O caso envolve o chamado núcleo 1 da denúncia apresentada pela Procuradoria-Geral da República (PGR), formado por integrantes apontados como os principais articuladores de um plano para romper o Estado Democrático de Direito e manter Bolsonaro no poder, mesmo após sua derrota para Luiz Inácio Lula da Silva (PT) nas eleições de 2022. Entre os acusados estão ex-ministros, ex-comandantes militares e ex-assessores diretos.
As sessões extraordinárias ocorrerão nos dias 2, 3, 9, 10 e 12 de setembro. Nos dois primeiros dias e em 10 de setembro, os trabalhos estão marcados para o turno da manhã, das 9h às 12h. Já nos dias 2, 9 e 12, haverá também atividades à tarde, das 14h às 19h, informa o g1.

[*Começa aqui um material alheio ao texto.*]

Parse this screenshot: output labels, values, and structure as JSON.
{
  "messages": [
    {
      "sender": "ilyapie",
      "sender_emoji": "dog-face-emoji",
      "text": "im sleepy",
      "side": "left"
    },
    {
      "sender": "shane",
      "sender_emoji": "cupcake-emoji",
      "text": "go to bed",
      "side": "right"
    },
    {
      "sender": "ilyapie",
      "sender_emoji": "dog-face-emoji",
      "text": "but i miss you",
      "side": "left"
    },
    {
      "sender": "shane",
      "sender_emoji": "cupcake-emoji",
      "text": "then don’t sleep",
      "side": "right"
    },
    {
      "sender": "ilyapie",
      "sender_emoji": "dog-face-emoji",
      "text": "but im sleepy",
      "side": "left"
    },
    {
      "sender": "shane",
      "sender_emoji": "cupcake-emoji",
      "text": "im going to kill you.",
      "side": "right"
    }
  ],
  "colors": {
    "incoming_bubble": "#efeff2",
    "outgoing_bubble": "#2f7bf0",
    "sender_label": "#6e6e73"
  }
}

No total, ação penal envolve 34 réus
Além de Bolsonaro, serão julgados: Anderson Torres (ex-ministro da Justiça), Augusto Heleno (ex-chefe do Gabinete de Segurança Institucional), Braga Netto (ex-ministro da Casa Civil), Paulo Sérgio Nogueira (ex-ministro da Defesa), Almir Garnier (ex-comandante da Marinha), Alexandre Ramagem (ex-diretor da Abin) e Mauro Cid (ex-ajudante de ordens). No total, a ação penal envolve 34 réus, mas ainda não há previsão para os julgamentos dos demais.

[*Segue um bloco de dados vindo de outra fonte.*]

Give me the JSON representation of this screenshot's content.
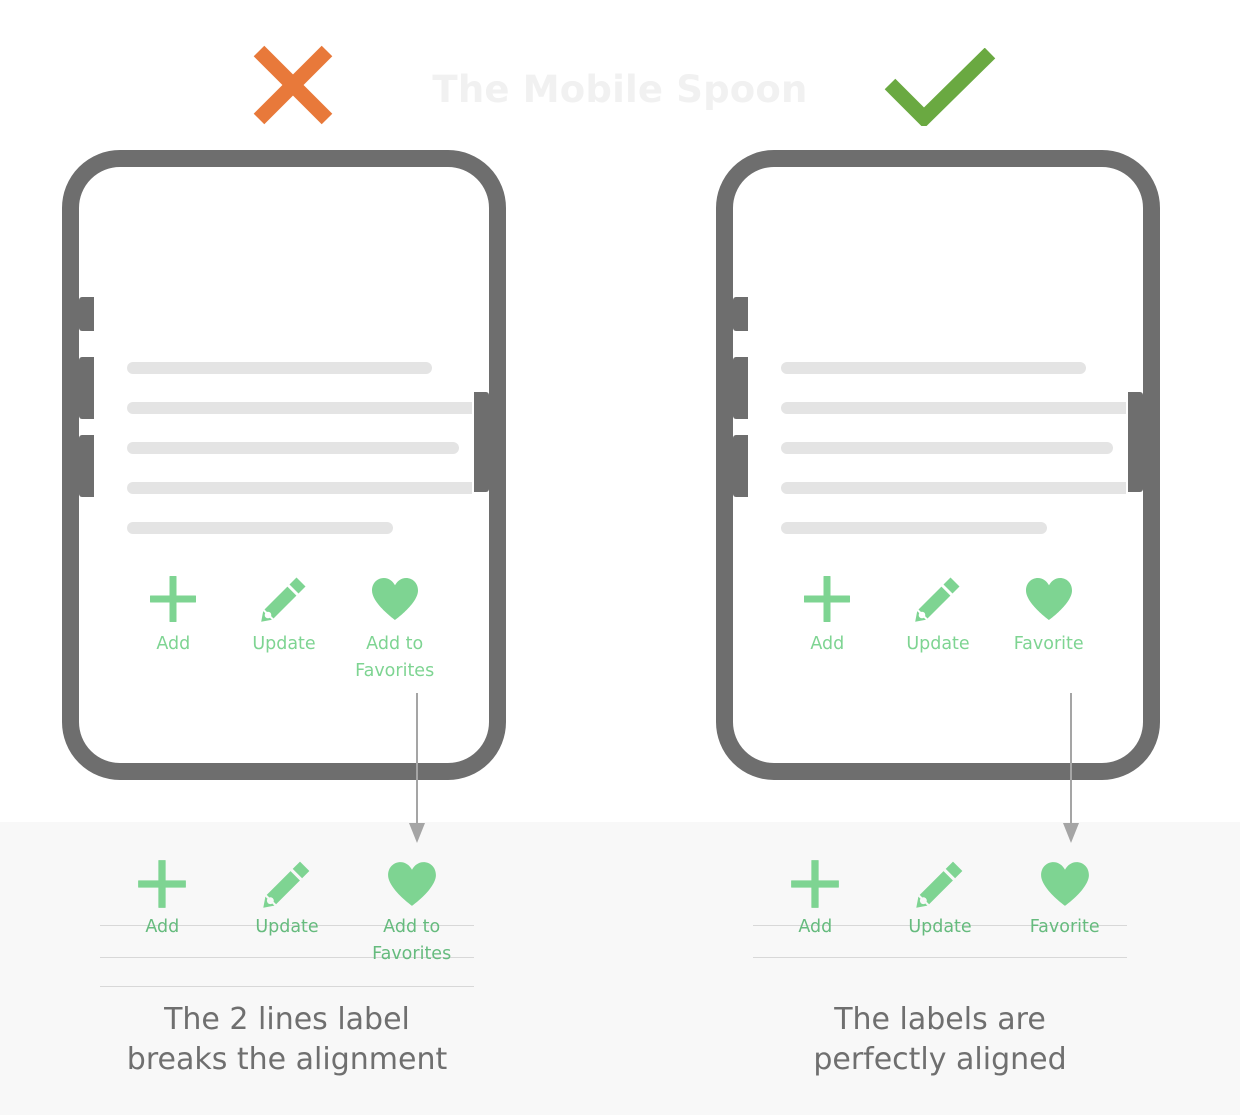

A PGR acusa Bolsonaro de ser “principal articulador, maior beneficiário e autor” das ações voltadas à derrubada do regime democrático, imputando-lhe cinco crimes: organização criminosa armada, tentativa de abolição violenta do Estado Democrático de Direito, golpe de Estado, dano qualificado contra patrimônio da União e deterioração de patrimônio tombado. As penas máximas somadas podem chegar a 43 anos de prisão, mas a definição caberá aos ministros do STF.
Defesa espera que Fux peça vista e adie o julgamento
O julgamento seguirá um roteiro pré-estabelecido. O relator, ministro Alexandre de Moraes, abrirá a votação. Em seguida, o Ministério Público terá duas horas para apresentar sua manifestação. Depois, cada defesa terá uma hora para se pronunciar. A sequência prevista de votos, após Moraes, será Flávio Dino, Luiz Fux, Cármen Lúcia e, por último, Zanin, embora essa ordem possa ser alterada.
Nos bastidores, advogados de Bolsonaro avaliam a possibilidade de o ministro Luiz Fux pedir vista — mais tempo para análise — o que poderia adiar a conclusão do processo para além das datas já marcadas.